Holocaust-Überlebende: „Es ist nicht eure Verantwortung, was passiert ist. Aber es ist eure Verantwortung, was sein wird.“

Hatten Sie auch hoffnungsvolle Momente?

Als ich Geburtstag hatte, schenkte mir eine Freundin ein Gedicht. Das war das schönste Geschenk, was ich in meinem ganzen Leben bekommen habe. Im Revier bekam ich Typhus und schreckliche Krätze. 16 Tage lang hatte ich 40 Grad Fieber ohne Medikamente. Ich wollte mich nicht für eine Behandlung anstellen, denn da war Doktor Mengele. Gott hat mich geheilt, ich weiß nicht wie. Meine Cousine war mein Rettungsengel. Sie hat mich nach Kanada gebracht, das vierte Kommando in dem ich gearbeitet habe. Den Namen Kanada haben die Häftlinge dem Kommando gegeben, denn es war ein Überflussland. Dort mussten wir die Sachen der Ermordeten sortieren. Ich habe Lodz, die Stadt in der ich geboren wurde, in meinen Händen gehalten. In den Paketen waren Kekse, Würste, Brote und Marmeladen. Alles Gute, was man essen kann, habe ich gegessen und habe meine Kraft zurückbekommen. Mit 47 Kilo habe ich Auschwitz verlassen und mir sind zum zweiten Mal die Haare ausgefallen. Ich habe mir geschworen: Wenn ich überlebe, muss ich der Welt davon erzählen. Das Erlebte konnte ich nicht verarbeiten, ohne darüber zu schreiben.

Holocaust Überlebende Batsheva Dagan erzählt ihre Geschichte

Wie ging es für Sie nach der Befreiung des Lagers weiter?

18. Januar ist das Datum der Liquidierung von Auschwitz. Da kam der Befehl „Antreten“ und es ging zum Todesmarsch. Die Welt war bedeckt von Schnee und wer nicht mehr gehen konnte, hat einen Schuss bekommen und im Schnee waren rote Flecken. Drei Nächte sind wir marschiert und in offenen Wägen für Kühe und Kohlen haben wir wie Sardinen gestanden. Nachdem wir von dem Todesmarsch befreit wurden, ging ich mit einigen Freundinnen nach Brüssel und etwas später nach Israel. Ich wollte nicht in Europa bleiben, weil der Antisemitismus zu groß war. Was denken Sie, habe ich nach der Befreiung als Erstes gemacht? Die meisten sagen: Essen. Das ist eine normale Antwort, aber ich habe gelernt. Ich musste etwas machen, was sie mir genommen haben. Deshalb habe ich auch studiert.

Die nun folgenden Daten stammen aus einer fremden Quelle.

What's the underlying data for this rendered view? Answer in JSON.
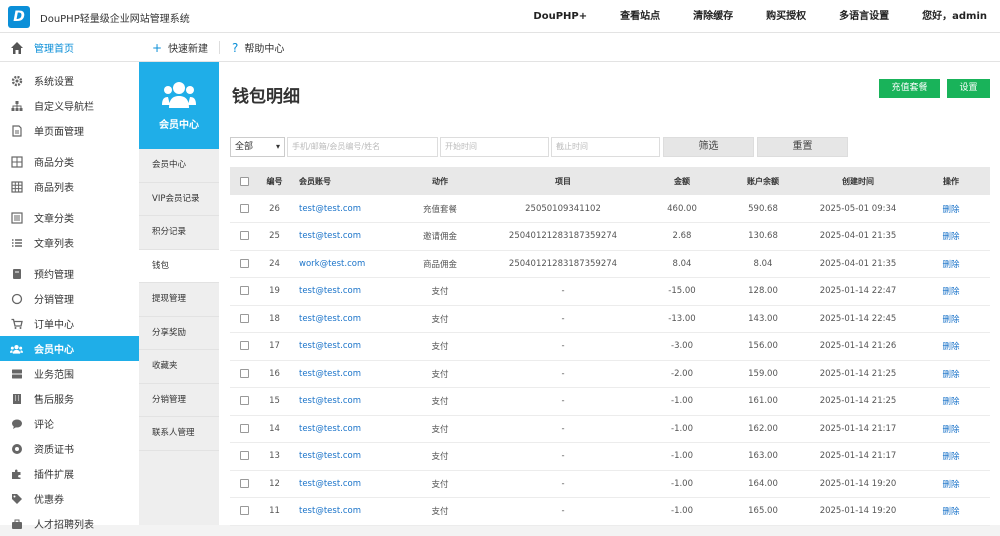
{
  "app": {
    "logo": "D",
    "title": "DouPHP轻量级企业网站管理系统"
  },
  "topnav": [
    "DouPHP+",
    "查看站点",
    "清除缓存",
    "购买授权",
    "多语言设置",
    "您好，admin"
  ],
  "quickbar": {
    "home": "管理首页",
    "new_label": "快速新建",
    "help_label": "帮助中心",
    "new_sym": "+",
    "help_sym": "?"
  },
  "sidebar": {
    "items": [
      {
        "label": "系统设置",
        "icon": "gear-icon"
      },
      {
        "label": "自定义导航栏",
        "icon": "sitemap-icon"
      },
      {
        "label": "单页面管理",
        "icon": "file-icon"
      },
      {
        "label": "商品分类",
        "icon": "grid-icon"
      },
      {
        "label": "商品列表",
        "icon": "table-icon"
      },
      {
        "label": "文章分类",
        "icon": "list-alt-icon"
      },
      {
        "label": "文章列表",
        "icon": "list-icon"
      },
      {
        "label": "预约管理",
        "icon": "book-icon"
      },
      {
        "label": "分销管理",
        "icon": "circle-icon"
      },
      {
        "label": "订单中心",
        "icon": "cart-icon"
      },
      {
        "label": "会员中心",
        "icon": "users-icon"
      },
      {
        "label": "业务范围",
        "icon": "server-icon"
      },
      {
        "label": "售后服务",
        "icon": "building-icon"
      },
      {
        "label": "评论",
        "icon": "comment-icon"
      },
      {
        "label": "资质证书",
        "icon": "certificate-icon"
      },
      {
        "label": "插件扩展",
        "icon": "puzzle-icon"
      },
      {
        "label": "优惠券",
        "icon": "tags-icon"
      },
      {
        "label": "人才招聘列表",
        "icon": "briefcase-icon"
      }
    ]
  },
  "subnav": {
    "title": "会员中心",
    "items": [
      "会员中心",
      "VIP会员记录",
      "积分记录",
      "钱包",
      "提现管理",
      "分享奖励",
      "收藏夹",
      "分销管理",
      "联系人管理"
    ]
  },
  "page": {
    "title": "钱包明细",
    "btn_recharge": "充值套餐",
    "btn_settings": "设置"
  },
  "filters": {
    "select_value": "全部",
    "keyword_placeholder": "手机/邮箱/会员编号/姓名",
    "start_placeholder": "开始时间",
    "end_placeholder": "截止时间",
    "filter_btn": "筛选",
    "reset_btn": "重置"
  },
  "table": {
    "headers": [
      "编号",
      "会员账号",
      "动作",
      "项目",
      "金额",
      "账户余额",
      "创建时间",
      "操作"
    ],
    "rows": [
      [
        "26",
        "test@test.com",
        "充值套餐",
        "25050109341102",
        "460.00",
        "590.68",
        "2025-05-01 09:34",
        "删除"
      ],
      [
        "25",
        "test@test.com",
        "邀请佣金",
        "25040121283187359274",
        "2.68",
        "130.68",
        "2025-04-01 21:35",
        "删除"
      ],
      [
        "24",
        "work@test.com",
        "商品佣金",
        "25040121283187359274",
        "8.04",
        "8.04",
        "2025-04-01 21:35",
        "删除"
      ],
      [
        "19",
        "test@test.com",
        "支付",
        "-",
        "-15.00",
        "128.00",
        "2025-01-14 22:47",
        "删除"
      ],
      [
        "18",
        "test@test.com",
        "支付",
        "-",
        "-13.00",
        "143.00",
        "2025-01-14 22:45",
        "删除"
      ],
      [
        "17",
        "test@test.com",
        "支付",
        "-",
        "-3.00",
        "156.00",
        "2025-01-14 21:26",
        "删除"
      ],
      [
        "16",
        "test@test.com",
        "支付",
        "-",
        "-2.00",
        "159.00",
        "2025-01-14 21:25",
        "删除"
      ],
      [
        "15",
        "test@test.com",
        "支付",
        "-",
        "-1.00",
        "161.00",
        "2025-01-14 21:25",
        "删除"
      ],
      [
        "14",
        "test@test.com",
        "支付",
        "-",
        "-1.00",
        "162.00",
        "2025-01-14 21:17",
        "删除"
      ],
      [
        "13",
        "test@test.com",
        "支付",
        "-",
        "-1.00",
        "163.00",
        "2025-01-14 21:17",
        "删除"
      ],
      [
        "12",
        "test@test.com",
        "支付",
        "-",
        "-1.00",
        "164.00",
        "2025-01-14 19:20",
        "删除"
      ],
      [
        "11",
        "test@test.com",
        "支付",
        "-",
        "-1.00",
        "165.00",
        "2025-01-14 19:20",
        "删除"
      ]
    ]
  },
  "colors": {
    "accent": "#1faee8",
    "green": "#19b35a",
    "link": "#1a73c9"
  }
}
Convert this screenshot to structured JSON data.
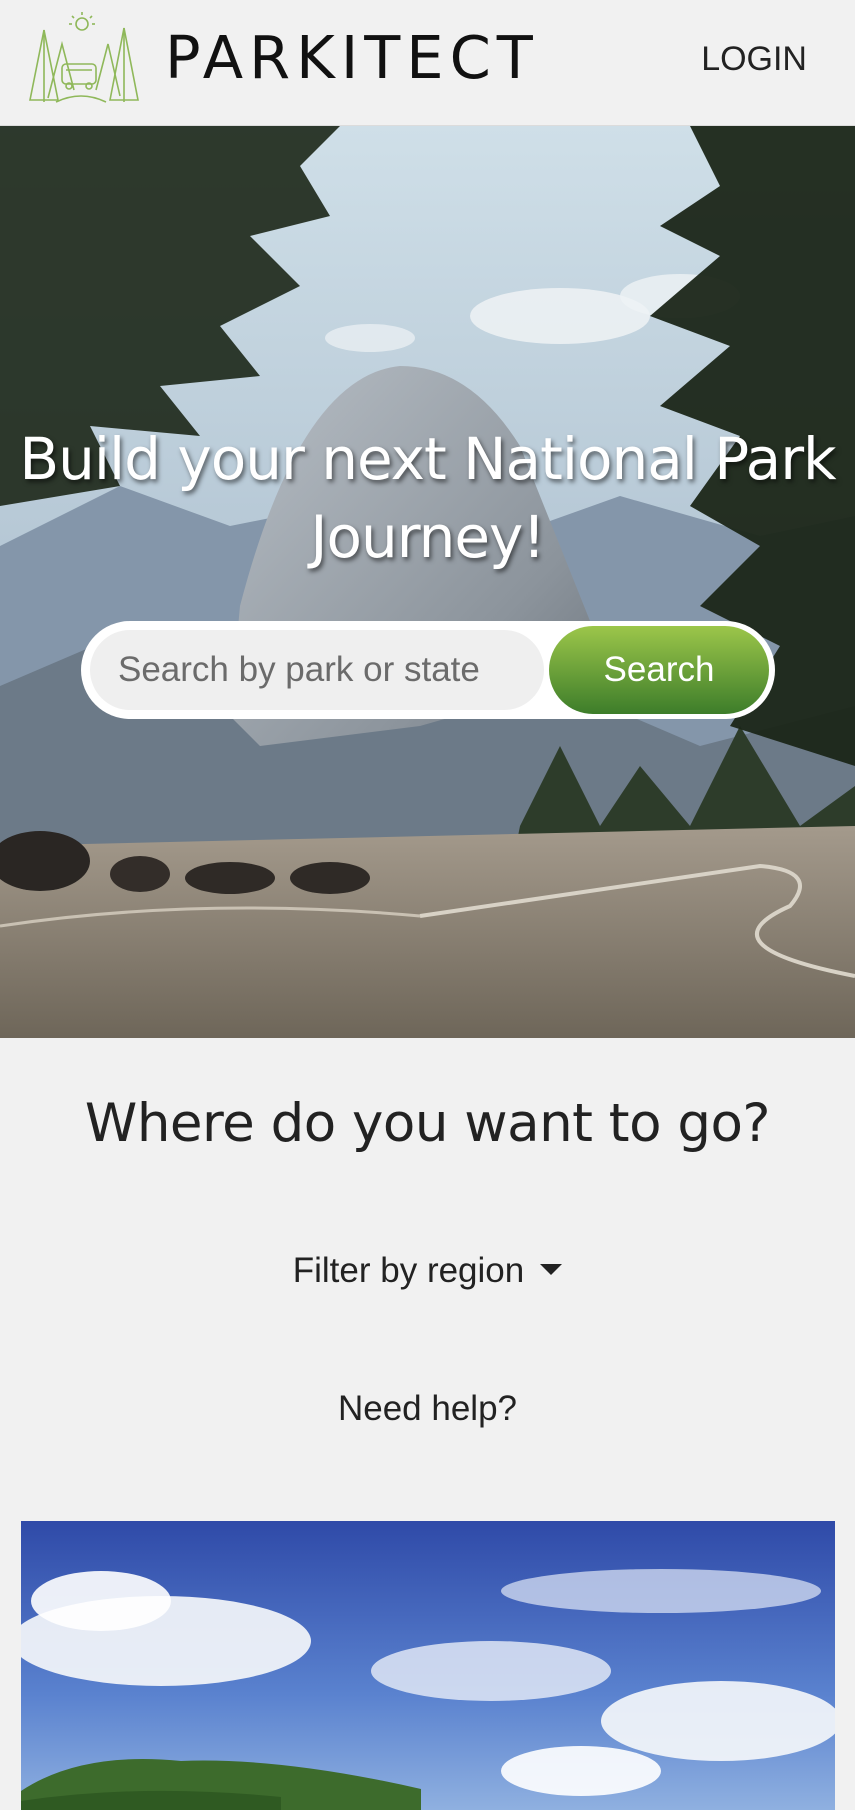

Was gibt Ihnen heute Kraft für Ihre Bildungsarbeit?

Ich beschäftige mich auch mit anderen Dingen, gehe ins Theater, höre gerne Musik, besuche Vorträge und trotzdem steckt das, was ich erlebt habe noch in mir. Wir können die Vergangenheit nicht ausradieren. Aber eins hat mich sehr gefreut und motiviert: Die Verfilmung meines Kinderbuches „Chika, die Hündin im Ghetto“ hat in Braunau einen Preis bekommen – an dem Ort, wo Hitler geboren wurde. Wir haben also gewonnen. Wir haben gesiegt.